Yayınlama: 24.04.2023
43
A+
A-

Kur’an’ın lafzını ezberleyip de manasını ihmal etme durumu.

Özellikle Emeviler döneminin başlangıcından itibaren gelenek halinde uygulamaya başlanmış olup, günümüze kadar hafızlık adıyla devam edip gelmiştir.

Kıraat, (okuma) incelikleri ve tecvit kurallarını içeren, güzel ses ve makamla okuma ve ezberleme şeklindeki Kur’an’a yaklaşım tarzı; İslam dünyasında özellikle uygulanan ve istenen bir durum olmuştur.

Bu yüzeyden ve anlamadan okuma, O’nun manasını ihmale, neticede de Kur’an’ın hayattan uzaklaşmasına sebep olmuştur.

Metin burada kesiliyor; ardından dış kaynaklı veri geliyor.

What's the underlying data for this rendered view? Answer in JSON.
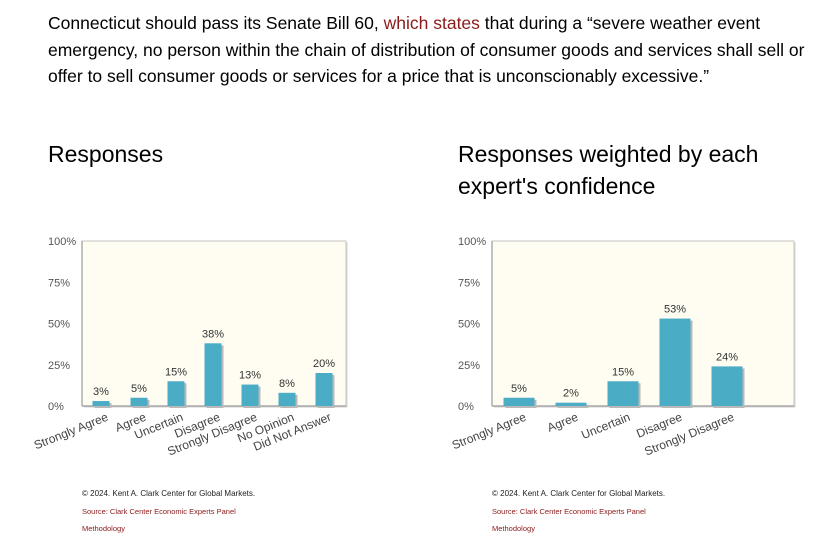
{
  "statement": {
    "part1": "Connecticut should pass its Senate Bill 60, ",
    "link": "which states",
    "part2": " that during a “severe weather event emergency, no person within the chain of distribution of consumer goods and services shall sell or offer to sell consumer goods or services for a price that is unconscionably excessive.”"
  },
  "chart_data": [
    {
      "type": "bar",
      "title": "Responses",
      "categories": [
        "Strongly Agree",
        "Agree",
        "Uncertain",
        "Disagree",
        "Strongly Disagree",
        "No Opinion",
        "Did Not Answer"
      ],
      "values": [
        3,
        5,
        15,
        38,
        13,
        8,
        20
      ],
      "value_labels": [
        "3%",
        "5%",
        "15%",
        "38%",
        "13%",
        "8%",
        "20%"
      ],
      "yticks": [
        "0%",
        "25%",
        "50%",
        "75%",
        "100%"
      ],
      "ylim": [
        0,
        100
      ],
      "bar_color": "#4bacc6",
      "plot_background": "#fffdf2",
      "grid": false
    },
    {
      "type": "bar",
      "title": "Responses weighted by each expert's confidence",
      "categories": [
        "Strongly Agree",
        "Agree",
        "Uncertain",
        "Disagree",
        "Strongly Disagree"
      ],
      "values": [
        5,
        2,
        15,
        53,
        24
      ],
      "value_labels": [
        "5%",
        "2%",
        "15%",
        "53%",
        "24%"
      ],
      "yticks": [
        "0%",
        "25%",
        "50%",
        "75%",
        "100%"
      ],
      "ylim": [
        0,
        100
      ],
      "bar_color": "#4bacc6",
      "plot_background": "#fffdf2",
      "grid": false
    }
  ],
  "footer": {
    "copyright": "© 2024. Kent A. Clark Center for Global Markets.",
    "source": "Source: Clark Center Economic Experts Panel",
    "methodology": "Methodology"
  }
}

Ne yazık ki günümüzde azımsanmayacak bir grup, Kur’an’ın Arapça aslının dışında bir dilde okunamayacağını, mana verilemeyeceğini iddia etmektedirler. Kur’an Allah’çadır, Arapça bile değildir diyerek, Kur’an’ı anlamak isteyen; önce Arapça öğrenmelidir görüşündedirler ki bu görüş, diğer dillerde Müslüman olanlara; Kur’an’ı okumayın, anlamayın demektir. Oysa Allah, Bakara suresi 174. Ayette: Allah’ın Kitaptan indirdiklerini gizleyen ve onu az bir pahaya satanlar; (hatim satanlar, parayla Kuran okuyanlar, dini geçim vasıtası yapanlar) şüphesiz onlar karınlarına ancak ateş doldurmaktadırlar…

Al-i İmran 187.ayet: Allah kitap verilenlerden, ‘’Onu kesinlikle açıklayacak ve gizlemeyeceksiniz!’’ diye söz almıştı. Fakat verdikleri sözü kulak ardına atıp az bir pahaya sattılar. Satın aldıkları ne kötü bir şeydi. Tefsirciler bu ayetin Ehl-i Kitap sahipleri için gelmiş olduğunu söylese de bugün İslam ülkelerindeki uygulamalara bakınca, ayetin Müslümanlar için de geçerli olduğunu görmekteyiz.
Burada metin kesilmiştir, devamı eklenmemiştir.